A semana chega ao fim e Felipão mantém o mistério em relação ao Grêmio.  Mistério que ganhou um ingrediente novo, logo após o jogo de sábado, quando o treinador disse que pretendia lançar um jogador que estava na reserva.  A incerteza cresceu quando se viu Giuliano treinando entre os titulares. Até mesmo o titular Rhodolfo, liberado pelo departamento médico, não teve presença confirmada. E entre os setoristas segue  especulação se o time começa com três volantes ou com dois, se Dudu e Luan correm risco e  se Alán Ruiz vai começar. E no trabalho de sexta, o treino foi aberto, mas o time tinha 14 jogadores. E essas dúvidas, pelo que parece, seguirão até domingo. Como Felipão não concede entrevista antes dos jogos,  o mistério vai continuar até momentos antes do clássico de domingo. Ou seja, o treinador gremista, mesmo tendo dito que o Gre-Nal é um jogo que vale o mesmo que qualquer outro do Brasileirão, ele está valorizando o clássico  ao não dar nenhuma pista ao inimigo de como pretende escalar o time.

Foto: Ricardo Duarte/Zero Hora

FELIPÃO NO BRASILEIRO

Felipão estreou no Gre-Nal do primeiro turno. Pegou o time em décimo lugar com 19 pontos e, após um turno inteiro, está em sexto lugar com 54 pontos. Quando começou, o Grêmio estava seis pontos atrás do Inter. Perdeu o clássico e ficou com nove a menos. Atualmente, tem dois a menos que o rival.

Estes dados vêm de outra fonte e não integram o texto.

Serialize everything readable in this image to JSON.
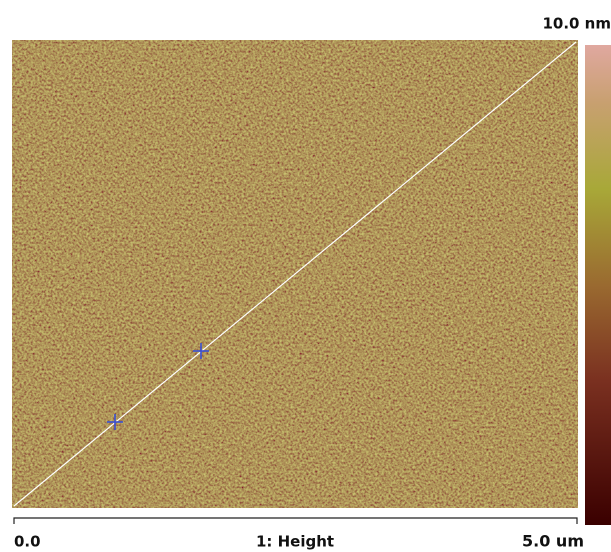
{
  "scale_bar": {
    "max_label": "10.0 nm"
  },
  "x_axis": {
    "start_label": "0.0",
    "end_label": "5.0 um"
  },
  "channel_label": "1: Height"
}
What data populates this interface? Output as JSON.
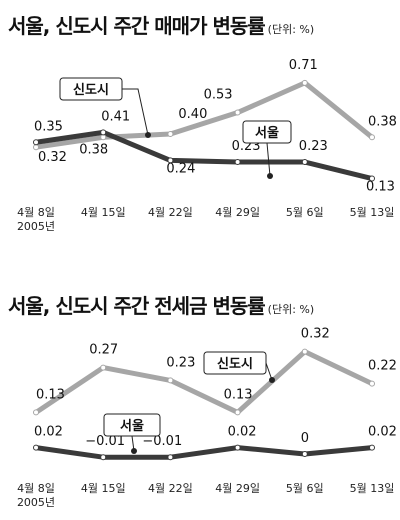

Nos 19 jogos em que comandou o time no Brasileiro, Felipão alcançou 10 vitórias, 5 empates e 4 derrotas. O aproveitamento é de 61,4%. Ou seja, se o treinador fosse um time, ele teria o terceiro melhor aproveitamento do Campeonato Brasileiro.

FELIPÃO EM GRE-NAIS

Felipão estreou no clássico vencendo o clássico 286, dia 14 de junho de 1987, quando Grêmio, pelo Gauchão, fez 3 a 0 no Inter, com gols de Alfinete, Lima e Cristão. Foram 5 clássicos na primeira passem em 87.  Mais nove de 94 a 96 e mais uma no atual retorno.

No total são 15 Gre-Nais com 7 vitórias, 5 empates e 3 derrotas. O aproveitamento em clássicos é de 57,7%  contra 42,5% de Abel Braga, comandante colorado.

 

DO MESMO JEITO

01 de novembro de 2014 0

As experiências feitas durante a semana não surtiram efeito. Com dois volantes e quatro jogadores com características mais ofensivas, o Grêmio teve a mesma produção dos  últimos jogos e o resultado de 1 a 0 sobre o Vitória não foi nenhuma surpresa.  Não dá pra dizer que o desempenho foi decepcionante. Pois esse é o Grêmio de Felipão que alcançou a oitava vitória de 1 a 0 no  Brasileirão.   Mais uma vez, valeu muito mais o resultado do que a atuação. O time venceu e chega vivo, muito vivo para o Gre-Nal da semana que vem.

Foto: Diego Vara/ Agência RBSVatra

Mais uma vez faltou articulação. Por incrível que pareça, um defensor, Pedro Geromel,  foi o destaque do time. Zé Roberto fez falta. E pelo que se viu contra o Vitória, Alán Ruiz, mesmo sem muito cartaz com Felipão, parece  que começa a subir de cotação e pode ser, pela carência criativa do time, uma boa aposta para o clássico.